W zeszłym roku Chiny odnotowały 12 milionów urodzeń. To gwałtowny spadek względem 2019 roku, kiedy było ich 14,65 mln. To też najniższa statystyka od 1961 roku. Dane pokazały, że obywatele w wieku 65 lat i starsi stanowili 13,5 proc. populacji w 2020 r. W 2010 roku odsetek ten wynosił 8,87. Chiny stają się więc społeczeństwem starzejącym, podobnie jak Japonia czy Włochy.
Czytaj także: Makabra w areszcie w Piotrkowie. Nie żyją osadzeni
Nie potrzeba opublikowanych danych spisowych, aby stwierdzić, że Chiny stoją w obliczu ogromnego spadku urodzeń - powiedział Huang Wenzheng, ekspert ds. Demografii z Centrum Chin i Globalizacji.
Gwałtowne pogorszenie się sytuacji demograficznej zwiększyło presję na Pekin. W 2016 roku Chiny zmieniły swoją politykę jednego dziecka obowiązującą od lat 70. i zaczęły zachęcać pary do posiadania dwójki dzieci. Jednak obecny tryb życia i jego koszty nie pozwalają młodym na powiększanie rodzin nawet o jednego potomka.
Widząc, jak zła jest sytuacja, władze Chin w końcu zdecydowały się pójść o krok dalej. W poniedziałek ogłoszono, że małżeństwa mogą mieć od tej pory nawet trójkę dzieci.
Biorąc pod uwagę trend rozwoju populacji w ostatnich latach, wzrost liczby ludności będzie nadal spowalniać w przyszłości - powiedział Ning Jizhe, szef Narodowego Biura Statystycznego.
4 lata temu postawiono za cel podwyższenie do 2020 roku współczynnika dzietności do 1,8 dziecka na kobietę. Najnowsze dane przekazane przez agencję Reutea pokazują jednak, że współczynnik ten w ubiegłym roku wyniósł jedynie 1,3.
Chiny mierzą się więc z poważnym problemem demograficznym.
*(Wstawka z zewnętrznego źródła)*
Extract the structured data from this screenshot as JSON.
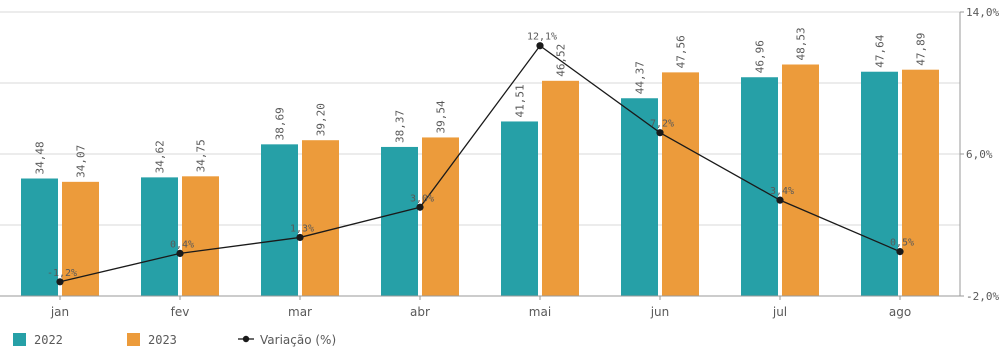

Odsetek ludzi starszych wzrasta, a dzieci wcale nie przybywa. Status społeczeństwa starzejącego się będzie stanowić duży test dla Chin - jak dużą zdolność ma ten kraj do opieki nad starszymi obywatelami, których będzie tylko więcej, a ludzi pracujących coraz mniej?